Ensuite, on reconnaît bien là un argument malthusien, déjà employé pour justifier la diminution du temps de travail, qui consiste à affirmer qu’il existe un stock de travail donné pour le pays qu’il convient de se partager. On comprend mal cependant qui ou quoi viendrait fixer ce stock. Le chômage restant fort heureusement minoritaire (11% en France aujourd’hui), il semble que ce stock s’ajuste, comme par enchantement, sur la population active...

Ces raisonnements se situent, bien entendu, dans l’horizon du moyen terme, le drame de la pensée malthusienne étant qu’elle est en partie vraie à très court terme. En effet, à structure donnée de l’économie, tout choc externe venant augmenter le nombre de personnes arrivant sur le marché du travail ou réduire le nombre de personnes en sortant peut conduire à une augmentation conjoncturelle du chômage, surtout en situation de crise économique.

Au-delà des écarts de compétitivité entre nos deux économies, les évolutions contrastées des taux de chômage entre la France et l’Allemagne ces dernières années s’expliquent ainsi pour partie par des situations démographiques totalement différentes. Mais il ne faut surtout pas céder à ces sirènes malthusiennes, sous peine d’hypothéquer le proche avenir pour le compte du présent immédiat, comme vient nous le rappeler chaque jour la catastrophique réforme des 35h.

Par ailleurs, d’un point de vue keynésien, une réforme des retraites présente l’avantage d’améliorer la situation projetée de nos finances publiques sans avoir d’effet récessif puisqu’elle s’applique progressivement.
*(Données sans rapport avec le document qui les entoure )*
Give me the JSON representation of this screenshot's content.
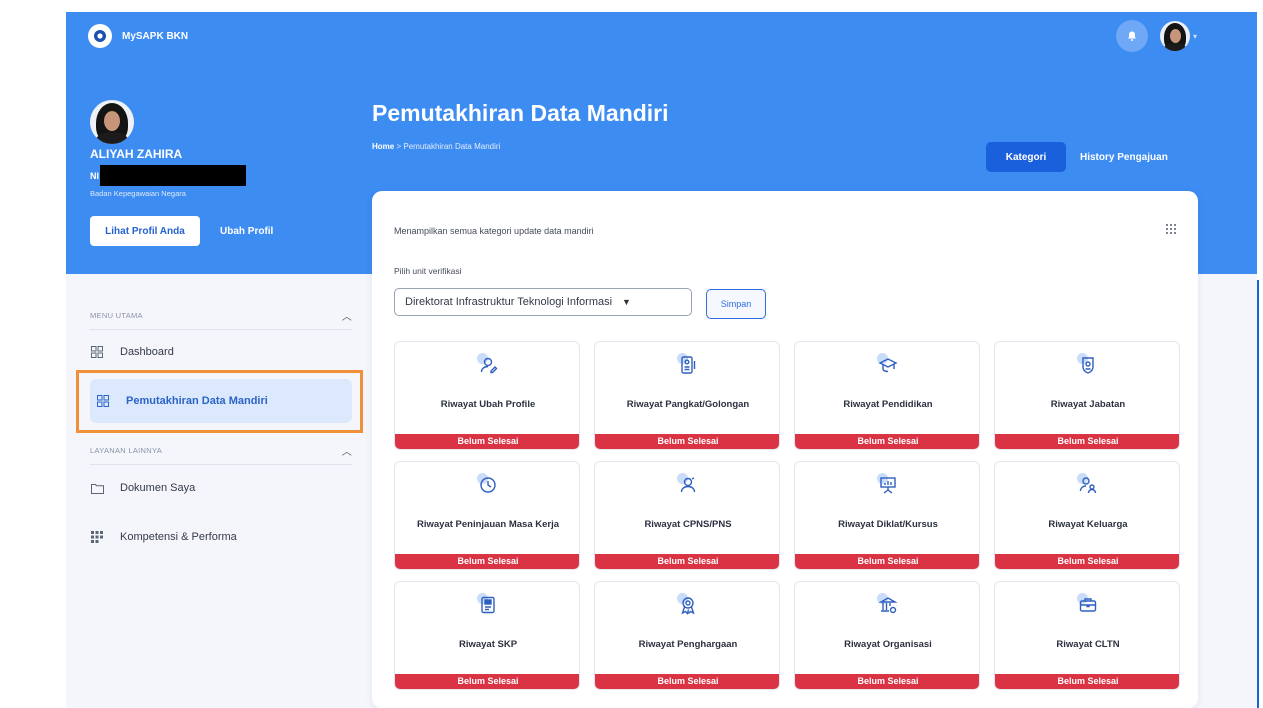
{
  "app": {
    "brand": "MySAPK BKN"
  },
  "profile": {
    "name": "ALIYAH ZAHIRA",
    "nip_prefix": "NI",
    "org": "Badan Kepegawaian Negara",
    "btn_view": "Lihat Profil Anda",
    "btn_edit": "Ubah Profil"
  },
  "menu": {
    "section_main": "MENU UTAMA",
    "section_other": "LAYANAN LAINNYA",
    "items": [
      {
        "label": "Dashboard"
      },
      {
        "label": "Pemutakhiran Data Mandiri"
      },
      {
        "label": "Dokumen Saya"
      },
      {
        "label": "Kompetensi & Performa"
      }
    ]
  },
  "page": {
    "title": "Pemutakhiran Data Mandiri",
    "breadcrumb_home": "Home",
    "breadcrumb_sep": ">",
    "breadcrumb_current": "Pemutakhiran Data Mandiri",
    "tab_kategori": "Kategori",
    "tab_history": "History Pengajuan"
  },
  "card": {
    "description": "Menampilkan semua kategori update data mandiri",
    "unit_label": "Pilih unit verifikasi",
    "unit_selected": "Direktorat Infrastruktur Teknologi Informasi",
    "save_label": "Simpan"
  },
  "tiles": [
    {
      "title": "Riwayat Ubah Profile",
      "status": "Belum Selesai",
      "icon": "profile-edit-icon"
    },
    {
      "title": "Riwayat Pangkat/Golongan",
      "status": "Belum Selesai",
      "icon": "id-card-icon"
    },
    {
      "title": "Riwayat Pendidikan",
      "status": "Belum Selesai",
      "icon": "graduation-cap-icon"
    },
    {
      "title": "Riwayat Jabatan",
      "status": "Belum Selesai",
      "icon": "badge-icon"
    },
    {
      "title": "Riwayat Peninjauan Masa Kerja",
      "status": "Belum Selesai",
      "icon": "clock-icon"
    },
    {
      "title": "Riwayat CPNS/PNS",
      "status": "Belum Selesai",
      "icon": "person-icon"
    },
    {
      "title": "Riwayat Diklat/Kursus",
      "status": "Belum Selesai",
      "icon": "presentation-board-icon"
    },
    {
      "title": "Riwayat Keluarga",
      "status": "Belum Selesai",
      "icon": "family-icon"
    },
    {
      "title": "Riwayat SKP",
      "status": "Belum Selesai",
      "icon": "document-icon"
    },
    {
      "title": "Riwayat Penghargaan",
      "status": "Belum Selesai",
      "icon": "award-ribbon-icon"
    },
    {
      "title": "Riwayat Organisasi",
      "status": "Belum Selesai",
      "icon": "building-gear-icon"
    },
    {
      "title": "Riwayat CLTN",
      "status": "Belum Selesai",
      "icon": "briefcase-icon"
    }
  ],
  "colors": {
    "primary": "#3d8cf2",
    "accent": "#1a5fdc",
    "status_red": "#d93344",
    "highlight": "#f0913a"
  }
}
En affirmant que notre système de retraites par répartition n’a pas besoin de réforme structurelle, Jean-Luc Mélenchon se trompe lui-même et trompe les Français. Plutôt que de nier la nécessité d’équilibrer les comptes de notre système social, il ferait mieux de réclamer qu’une telle réforme mette également à contribution les retraités (et pas seulement les actifs comme l’a fait la droite en 2010) au nom de l’équilibre inter-générationnel.

Vincent Le Biez

[1] Cofondateur de Slate.fr. Retourner à la tribune

Vincent Le Biez
Vincent Le Biez (19 articles)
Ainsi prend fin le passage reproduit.